What is the book (or books) you’ve given most as a gift, and why? Or what are one to three books that have greatly influenced your life?
The one book that I’ve read and keep rereading is Man’s Search for Meaning by Viktor Frankl. It’s marked up with my thoughts, feelings, and comments. It is a book I have gifted to many people because it changed the way I think about human suffering and grace in life.
Jerzy Gregorek emigrated from Poland to the United States as a political refugee with his wife, Aniela, in 1986. He subsequently won four World Weightlifting Championships and established one world record. In 2000, Jerzy and Aniela founded UCLA’s weightlifting team. As co-creator of the Happy Body program, Jerzy has mentored people for more than 30 years. In 1998, Jerzy earned an MFA in writing from the Vermont College of Fine Arts. His poems and translations have appeared in numerous publications, including The American Poetry Review. His poem “Family Tree” was the winner of Amelia magazine’s Charles William Duke Long Poem Award in 1998.
What is the book (or books) you’ve given most as a gift, and why? Or what are one to three books that have greatly influenced your life?
After I read this question, I raised my head and looked at the hundreds of books in my study, then I walked to my living room and looked at more books there, and then I looked at the piles in my bedroom, the kitchen, my gym, and my meditation room. I had a strong feeling that almost all of them contributed to the person I have become.
One book I’ve returned to throughout my life, so much so that it’s now filled with underlining and notes, is The Doctor and the Soul by Viktor E. Frankl.
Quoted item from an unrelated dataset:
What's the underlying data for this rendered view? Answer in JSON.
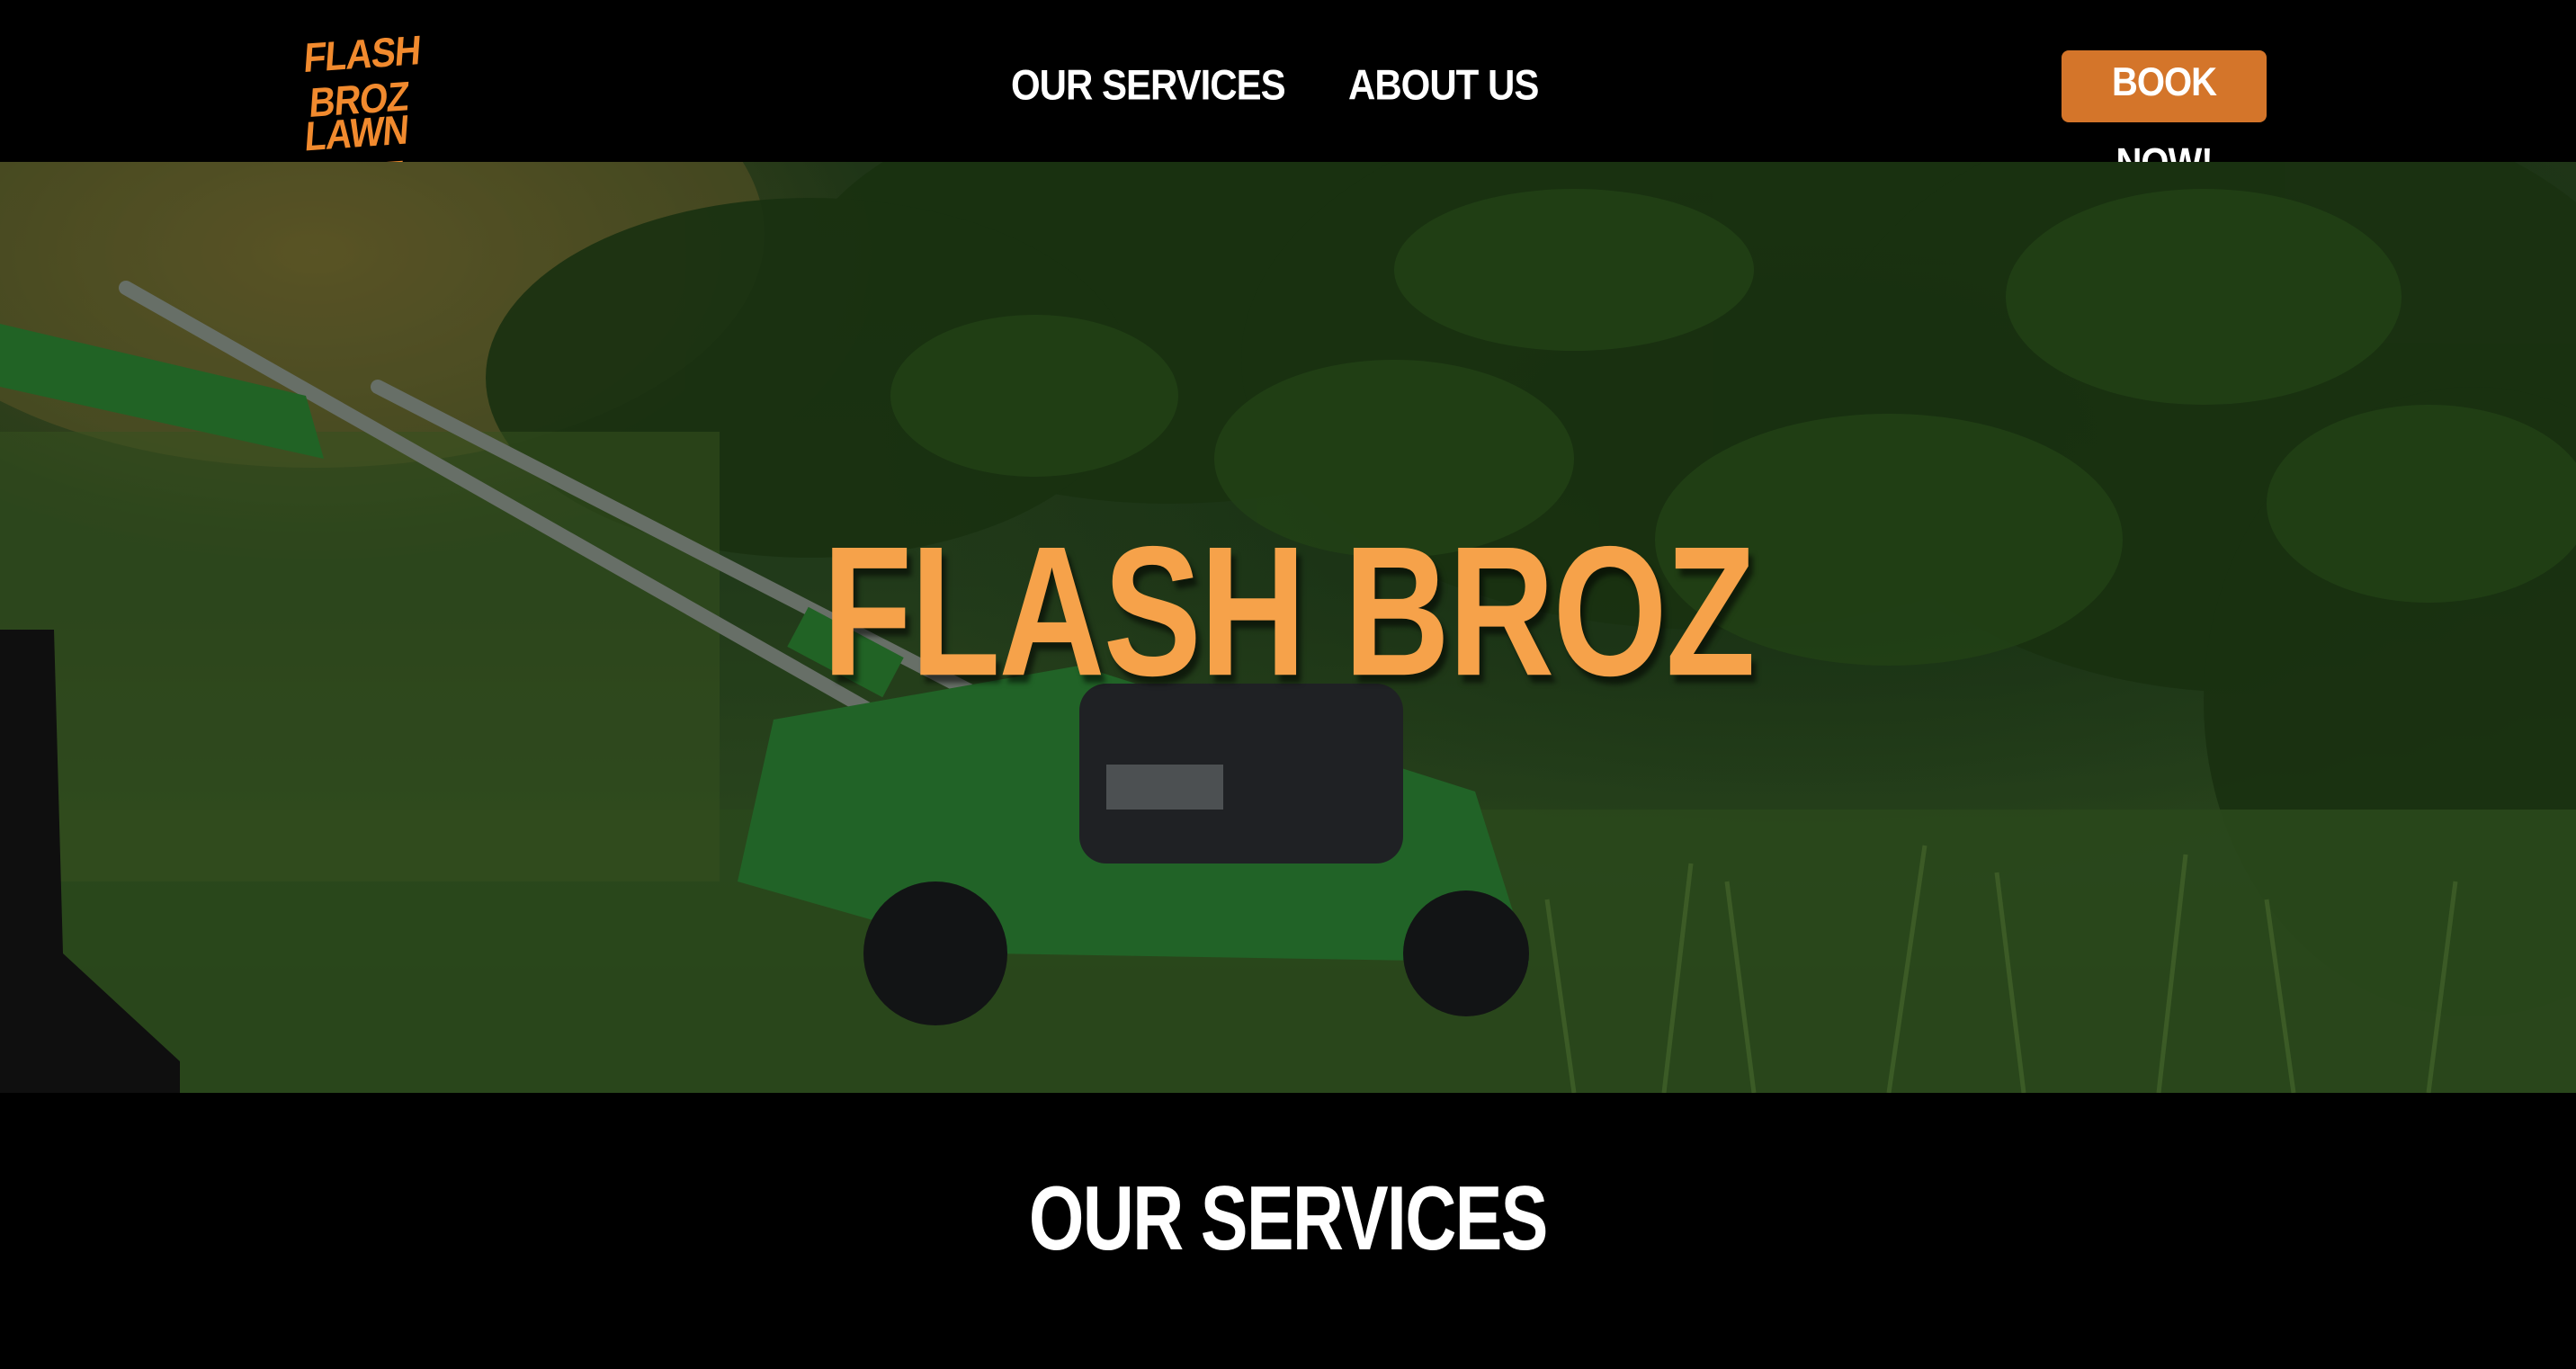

A psychiatrist who emerged alive after six years in a concentration camp, Frankl’s work is based on our search for meaning in life as a very personal task. This book helped me embrace hard choices and keep imagining a better future.
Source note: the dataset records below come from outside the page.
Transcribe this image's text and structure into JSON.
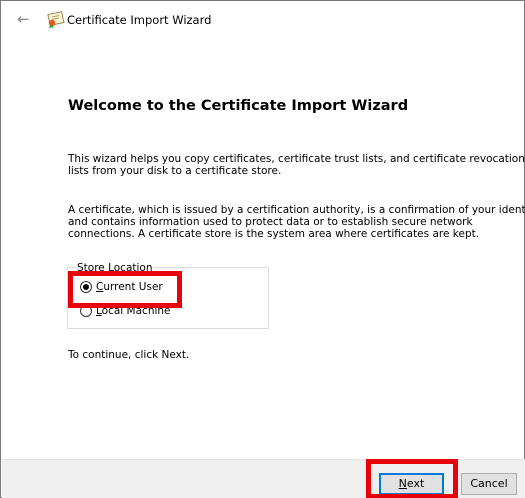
{
  "window": {
    "title": "Certificate Import Wizard",
    "back_glyph": "←"
  },
  "main": {
    "heading": "Welcome to the Certificate Import Wizard",
    "paragraph1_line1": "This wizard helps you copy certificates, certificate trust lists, and certificate revocation",
    "paragraph1_line2": "lists from your disk to a certificate store.",
    "paragraph2_line1": "A certificate, which is issued by a certification authority, is a confirmation of your identity",
    "paragraph2_line2": "and contains information used to protect data or to establish secure network",
    "paragraph2_line3": "connections. A certificate store is the system area where certificates are kept.",
    "store_location": {
      "label": "Store Location",
      "options": [
        {
          "first": "C",
          "rest": "urrent User",
          "selected": true
        },
        {
          "first": "L",
          "rest": "ocal Machine",
          "selected": false
        }
      ]
    },
    "continue_text": "To continue, click Next."
  },
  "footer": {
    "next_first": "N",
    "next_rest": "ext",
    "cancel_label": "Cancel"
  },
  "colors": {
    "highlight": "#e8000b",
    "default_button_border": "#0078d7",
    "footer_bg": "#f0f0f0"
  },
  "icons": [
    "back-arrow-icon",
    "certificate-icon"
  ]
}
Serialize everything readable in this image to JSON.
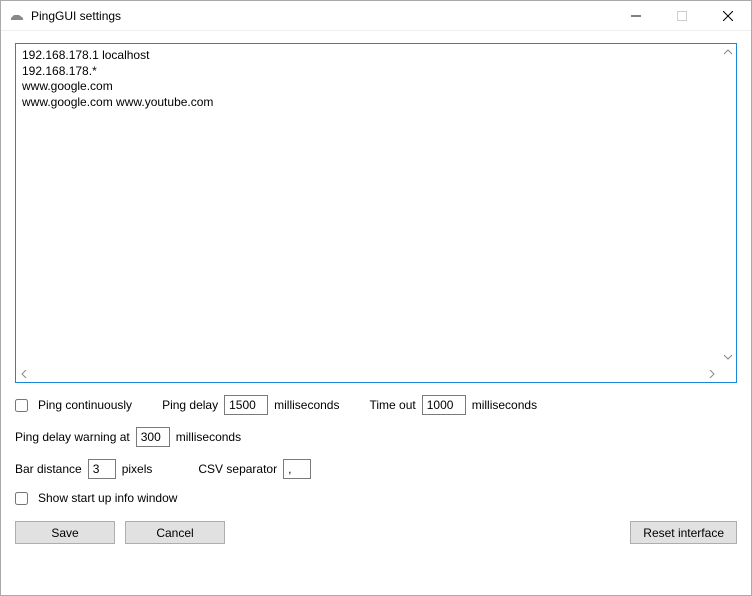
{
  "window": {
    "title": "PingGUI settings"
  },
  "hosts_text": "192.168.178.1 localhost\n192.168.178.*\nwww.google.com\nwww.google.com www.youtube.com",
  "labels": {
    "ping_continuously": "Ping continuously",
    "ping_delay": "Ping delay",
    "milliseconds": "milliseconds",
    "time_out": "Time out",
    "ping_delay_warning_at": "Ping delay warning at",
    "bar_distance": "Bar distance",
    "pixels": "pixels",
    "csv_separator": "CSV separator",
    "show_startup_info": "Show start up info window"
  },
  "values": {
    "ping_continuously": false,
    "ping_delay": "1500",
    "time_out": "1000",
    "ping_delay_warning": "300",
    "bar_distance": "3",
    "csv_separator": ",",
    "show_startup_info": false
  },
  "buttons": {
    "save": "Save",
    "cancel": "Cancel",
    "reset_interface": "Reset interface"
  }
}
We may be approaching a time when sugar is responsible for more early deaths in America than cigarette smoking.
Lewis Cantley has made significant advances in cancer research, stemming from his discovery of the signaling pathway phosphoinositide 3-kinase (P13K). His pioneering research has resulted in revolutionary treatments for cancer, diabetes, and autoimmune diseases. He is the author of more than 400 original papers and more than 50 book chapters and review articles. He conducted his postdoctoral research at Harvard University, where he became an assistant professor of biochemistry and molecular biology. He later became a professor of physiology at Tufts University, but returned to Harvard Medical School as a professor of cell biology. He became chief of Harvard’s new Division of Signal Transduction, and a founding member of its Department of Systems Biology, in 2002.
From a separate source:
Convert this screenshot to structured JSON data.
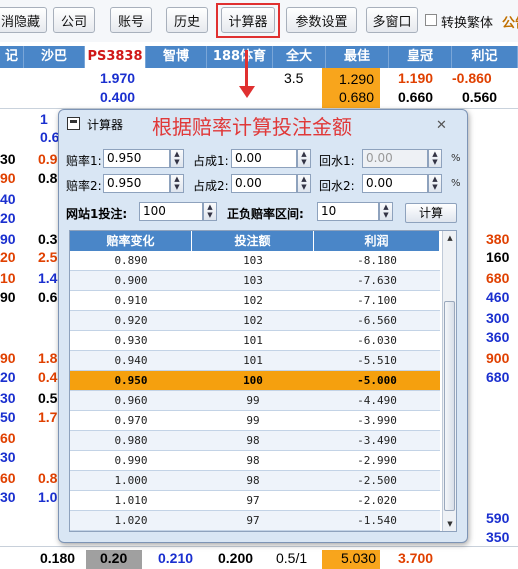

What is the book (or books) you’ve given most as a gift, and why? Or what are one to three books that have greatly influenced your life?
I read fairly widely, but particularly enjoy and give or recommend to my friends and family books written by three contemporary writers: Richard Rhodes, Neal Stephenson, and Philip Kerr.
The Making of the Atomic Bomb by Richard Rhodes is a masterpiece of explaining the sequence of discoveries that led to the development of the atomic bomb in a historical context. During my graduate studies at Cornell, I minored in theoretical physics and took courses from Hans Bethe and other luminaries, so I had met several of the physicists in the book. Yet I learned more physics from the book than I did in my courses.